Dans les manuels que je possède, la juxtaposition est définie ainsi : "les propositions sont reliées par un signe de ponctuation : virgule, deux-points, point-virgule."
coordination : "les prop. sont reliées par : une conj. de coordination ; un adverbe de liaison (puis, cependant, ainsi...)
Donc la phrase "Je vais à la mer pourtant je n'ai pas pris mon maillot" serait d'après eux composée de deux propositions juxtaposées.
Dans le manuel de mes élèves, il n'est plus question de la phrase complexe, et sont abordées des notions qui me semblent généralement trop difficiles à aborder en troisième...
Je ne peux pas non plus m'appuyer sur les instructions officielles, qui ne font que m'indiquer les notions à transmettre. Elles n'entrent pas dans le détail.
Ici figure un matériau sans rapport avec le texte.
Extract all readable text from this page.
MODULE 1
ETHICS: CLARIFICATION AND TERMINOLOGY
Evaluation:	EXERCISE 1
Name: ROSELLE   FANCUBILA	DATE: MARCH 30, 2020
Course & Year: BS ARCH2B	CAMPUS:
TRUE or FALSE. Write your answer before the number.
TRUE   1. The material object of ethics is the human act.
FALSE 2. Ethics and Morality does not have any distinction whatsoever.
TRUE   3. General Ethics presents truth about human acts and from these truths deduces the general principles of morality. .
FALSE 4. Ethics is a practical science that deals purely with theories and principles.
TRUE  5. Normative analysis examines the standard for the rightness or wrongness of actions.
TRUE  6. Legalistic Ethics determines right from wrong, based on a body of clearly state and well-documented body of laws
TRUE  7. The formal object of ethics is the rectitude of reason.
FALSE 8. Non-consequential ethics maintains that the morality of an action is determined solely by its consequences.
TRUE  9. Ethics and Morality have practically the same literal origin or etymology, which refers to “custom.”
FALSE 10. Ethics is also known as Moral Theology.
C'est pour cette raison que je pars à la pêche aux informations, pour tenter de respecter au mieux les instructions officielles.
Merci Jehan pour tes indications, cela va m'aider !
Me citant tes manuels, tu m'as écrit :
coordination : "les prop. sont reliées par : une conj. de coordination ; un adverbe de liaison (puis, cependant, ainsi...)
Donc la phrase "Je vais à la mer pourtant je n'ai pas pris mon maillot" serait d'après eux composée de deux propositions juxtaposées.
Si d'après tes manuels la coordination peut se faire au moyen d'un adverbe de liaison, la phrase "Je vais à la mer, pourtant je n'ai pas pris mon maillot." serait bien composée de deux propositions coordonnées, et non juxtaposées comme tu le dis. "Pourtant" est tout autant adverbe de liaison que "cependant"...
Bonjour,
Je n'ai pas le temps de recopier des extraits de grammaire (je le ferai ce soir si personne ne les a), mais il y aussi par l'extraction.
C'est parce que j'aime ça que je vais à la plage ---> correct ---> subordination
C'est car j'aime ça que je vais à la plage ---> incorrect ---> coordination
Muriel
Merci de signaler ce "truc", Muriel.
Cela semble bien marcher, entre autres, avec les subordonnées temporelles:
"C'est quand il fait beau que je sors".
Mais le procédé me paraît avoir des limites.
Cela ne marche pas toujours avec les causales:
"Je sors, étant donné qu'il fait beau."
"C'est étant donné qu'il fait beau que je sors." (???)
Et cela ne semble pas du tout marcher avec les concessives:
"C'est bien qu'il pleuve que je vais à la plage" (???)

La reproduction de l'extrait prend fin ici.